The rap on those who oppose war is that they are "anti-American" or "unpatriotic" or not supportive of American ideals. How can this be when war itself has been a main enemy of freedom for Americans themselves? When the war is on, government is unleashed. Those who oppose this are the greatest friends of freedom, especially because they dare to oppose the regime when it matters most.
We Who Dared to Say No to War uncovers some of the forgotten but compelling body of work from the American antiwar tradition speeches, articles, poetry, book excerpts, political cartoons, and more - from people throughout our history who have opposed war. Beginning with the War of 1812, these selections cover every major American war up to the present and come from both the left and the right, from religious and secular viewpoints.

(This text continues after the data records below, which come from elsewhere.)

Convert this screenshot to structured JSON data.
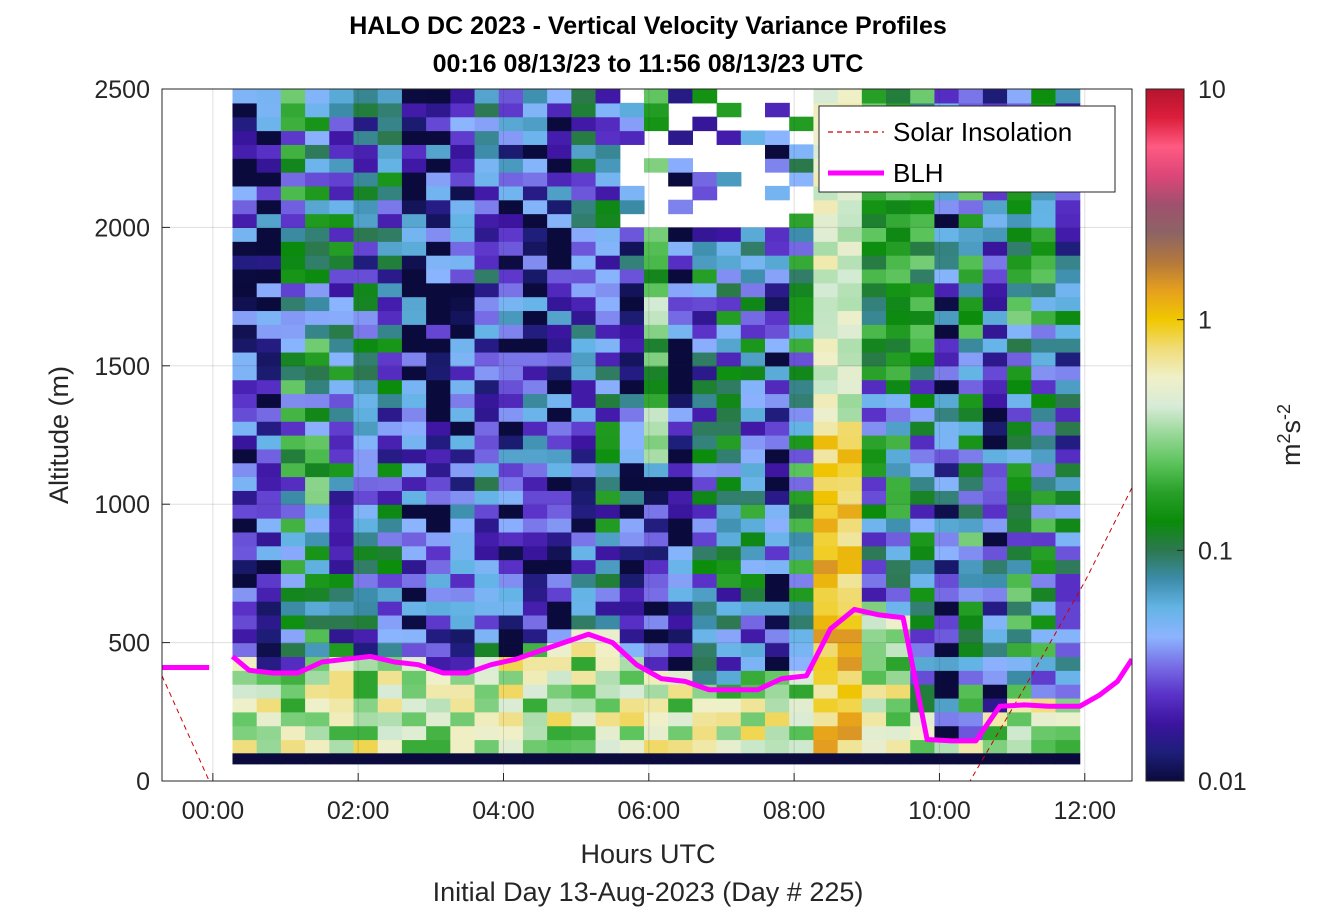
{
  "chart_data": {
    "type": "heatmap",
    "title": "HALO DC 2023 - Vertical Velocity Variance Profiles",
    "subtitle": "00:16 08/13/23 to 11:56 08/13/23  UTC",
    "xlabel": "Hours UTC",
    "xlabel2": "Initial Day 13-Aug-2023 (Day # 225)",
    "ylabel": "Altitude (m)",
    "colorbar_label": "m²s⁻²",
    "colorbar_label_base": "m",
    "colorbar_label_sup1": "2",
    "colorbar_label_mid": "s",
    "colorbar_label_sup2": "-2",
    "colorbar_scale": "log",
    "colorbar_range": [
      0.01,
      10
    ],
    "colorbar_ticks": [
      0.01,
      0.1,
      1,
      10
    ],
    "colorbar_tick_labels": [
      "0.01",
      "0.1",
      "1",
      "10"
    ],
    "xlim_hours": [
      -0.7,
      12.65
    ],
    "ylim": [
      0,
      2500
    ],
    "x_ticks": [
      0,
      2,
      4,
      6,
      8,
      10,
      12
    ],
    "x_tick_labels": [
      "00:00",
      "02:00",
      "04:00",
      "06:00",
      "08:00",
      "10:00",
      "12:00"
    ],
    "y_ticks": [
      0,
      500,
      1000,
      1500,
      2000,
      2500
    ],
    "y_tick_labels": [
      "0",
      "500",
      "1000",
      "1500",
      "2000",
      "2500"
    ],
    "grid": true,
    "legend_position": "top-right",
    "heatmap_time_range_hours": [
      0.27,
      11.93
    ],
    "heatmap_columns": 35,
    "heatmap_altitude_range": [
      100,
      2500
    ],
    "heatmap_row_height_m": 50,
    "legend": [
      {
        "name": "Solar Insolation",
        "style": "dashed",
        "color": "#cc0000"
      },
      {
        "name": "BLH",
        "style": "solid",
        "color": "#ff00ff"
      }
    ],
    "series": [
      {
        "name": "BLH",
        "x": [
          -0.7,
          -0.05,
          0.27,
          0.5,
          0.83,
          1.17,
          1.5,
          1.83,
          2.17,
          2.5,
          2.83,
          3.17,
          3.5,
          3.83,
          4.17,
          4.5,
          4.83,
          5.17,
          5.5,
          5.83,
          6.17,
          6.5,
          6.83,
          7.17,
          7.5,
          7.83,
          8.17,
          8.5,
          8.83,
          9.17,
          9.5,
          9.83,
          10.17,
          10.5,
          10.83,
          11.17,
          11.5,
          11.93,
          12.2,
          12.45,
          12.65
        ],
        "y": [
          410,
          410,
          450,
          400,
          390,
          390,
          430,
          440,
          450,
          430,
          420,
          390,
          390,
          420,
          440,
          470,
          500,
          530,
          500,
          420,
          370,
          360,
          330,
          330,
          330,
          370,
          380,
          550,
          620,
          600,
          590,
          150,
          145,
          145,
          270,
          275,
          270,
          270,
          310,
          360,
          440
        ]
      },
      {
        "name": "Solar Insolation",
        "x": [
          -0.7,
          -0.05,
          0.27,
          2,
          4,
          6,
          8,
          10,
          10.42,
          11.2,
          12.0,
          12.65
        ],
        "y": [
          380,
          0,
          0,
          0,
          0,
          0,
          0,
          0,
          0,
          350,
          720,
          1060
        ]
      }
    ],
    "cell_values_note_free": true,
    "colorbar_colors": [
      "#0a0a3c",
      "#1e1e7a",
      "#3c14a0",
      "#5a32c8",
      "#786ee6",
      "#8cb4ff",
      "#64b4e6",
      "#3c8caa",
      "#2d7850",
      "#0a8c0a",
      "#28a028",
      "#5ac35a",
      "#96d796",
      "#d7ebd7",
      "#f0f0c8",
      "#f0dc78",
      "#f0c800",
      "#e6a01e",
      "#b4783c",
      "#8c6464",
      "#a0506e",
      "#dc4678",
      "#ff5a82",
      "#dc1e3c",
      "#b4142d"
    ]
  }
}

There are many surprises, including a forgotten letter from a Christian theologian urging Confederate President Jefferson Davis to exempt Christians from the draft and a speech by Abraham Lincoln opposing the 1848 Mexican War. Among others, Daniel Webster, Mark Twain, Andrew Carnegie, Grover Cleveland, Eugene Debs, Robert Taft, Paul Craig Roberts, Patrick Buchanan, and Country Joe and the Fish make an appearance. This first-ever anthology of American antiwar writing offers the full range of the subject’s richness and variety.